Yu Guoxian, Zhu Hailong, Domeniconi Carlotta, Guo Maozu
BMC Syst Biol. 2015;9 Suppl 1(Suppl 1):S3. doi: 10.1186/1752-0509-9-S1-S3. Epub 2015 Jan 21.
High throughput techniques produce multiple functional association networks. Integrating these networks can enhance the accuracy of protein function prediction. Many algorithms have been introduced to generate a composite network, which is obtained as a weighted sum of individual networks.
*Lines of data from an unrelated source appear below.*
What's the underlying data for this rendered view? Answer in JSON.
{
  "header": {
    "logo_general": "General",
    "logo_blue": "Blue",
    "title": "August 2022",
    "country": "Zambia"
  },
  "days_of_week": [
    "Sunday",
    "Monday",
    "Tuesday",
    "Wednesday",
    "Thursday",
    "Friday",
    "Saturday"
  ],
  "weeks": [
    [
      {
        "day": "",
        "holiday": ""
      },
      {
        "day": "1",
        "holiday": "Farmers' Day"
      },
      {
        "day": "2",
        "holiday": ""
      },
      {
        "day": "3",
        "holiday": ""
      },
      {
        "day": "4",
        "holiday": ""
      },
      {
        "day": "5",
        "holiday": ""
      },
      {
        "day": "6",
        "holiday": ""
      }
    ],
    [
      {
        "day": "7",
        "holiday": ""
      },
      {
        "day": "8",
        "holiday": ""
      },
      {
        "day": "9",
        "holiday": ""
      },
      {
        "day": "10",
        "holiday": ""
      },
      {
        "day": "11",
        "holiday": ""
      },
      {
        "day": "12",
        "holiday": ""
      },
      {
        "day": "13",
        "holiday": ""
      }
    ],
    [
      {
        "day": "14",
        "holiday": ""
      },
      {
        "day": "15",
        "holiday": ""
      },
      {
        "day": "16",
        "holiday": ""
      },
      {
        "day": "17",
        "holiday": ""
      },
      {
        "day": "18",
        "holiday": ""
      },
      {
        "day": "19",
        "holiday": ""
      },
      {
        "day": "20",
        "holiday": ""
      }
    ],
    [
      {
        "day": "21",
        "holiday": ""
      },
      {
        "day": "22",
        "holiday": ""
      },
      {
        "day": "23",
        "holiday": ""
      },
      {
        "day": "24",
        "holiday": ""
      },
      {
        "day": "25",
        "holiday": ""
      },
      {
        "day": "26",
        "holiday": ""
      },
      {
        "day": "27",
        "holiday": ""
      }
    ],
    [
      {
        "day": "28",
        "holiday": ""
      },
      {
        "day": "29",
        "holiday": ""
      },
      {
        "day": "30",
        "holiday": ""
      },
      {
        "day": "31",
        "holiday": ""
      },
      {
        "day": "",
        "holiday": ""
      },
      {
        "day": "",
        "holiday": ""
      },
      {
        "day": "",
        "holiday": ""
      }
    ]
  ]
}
The weight assigned to an individual network reflects its benefit towards the protein functional annotation inference. A classifier is then trained on the composite network for predicting protein functions. However, since these techniques model the optimization of the composite network and the prediction tasks as separate objectives, the resulting composite network is not necessarily optimal for the follow-up protein function prediction.
We address this issue by modeling the optimization of the composite network and the prediction problems within a unified objective function. In particular, we use a kernel target alignment technique and the loss function of a network based classifier to jointly adjust the weights assigned to the individual networks. We show that the proposed method, called MNet, can achieve a performance that is superior (with respect to different evaluation criteria) to related techniques using the multiple networks of four example species (yeast, human, mouse, and fly) annotated with thousands (or hundreds) of GO terms.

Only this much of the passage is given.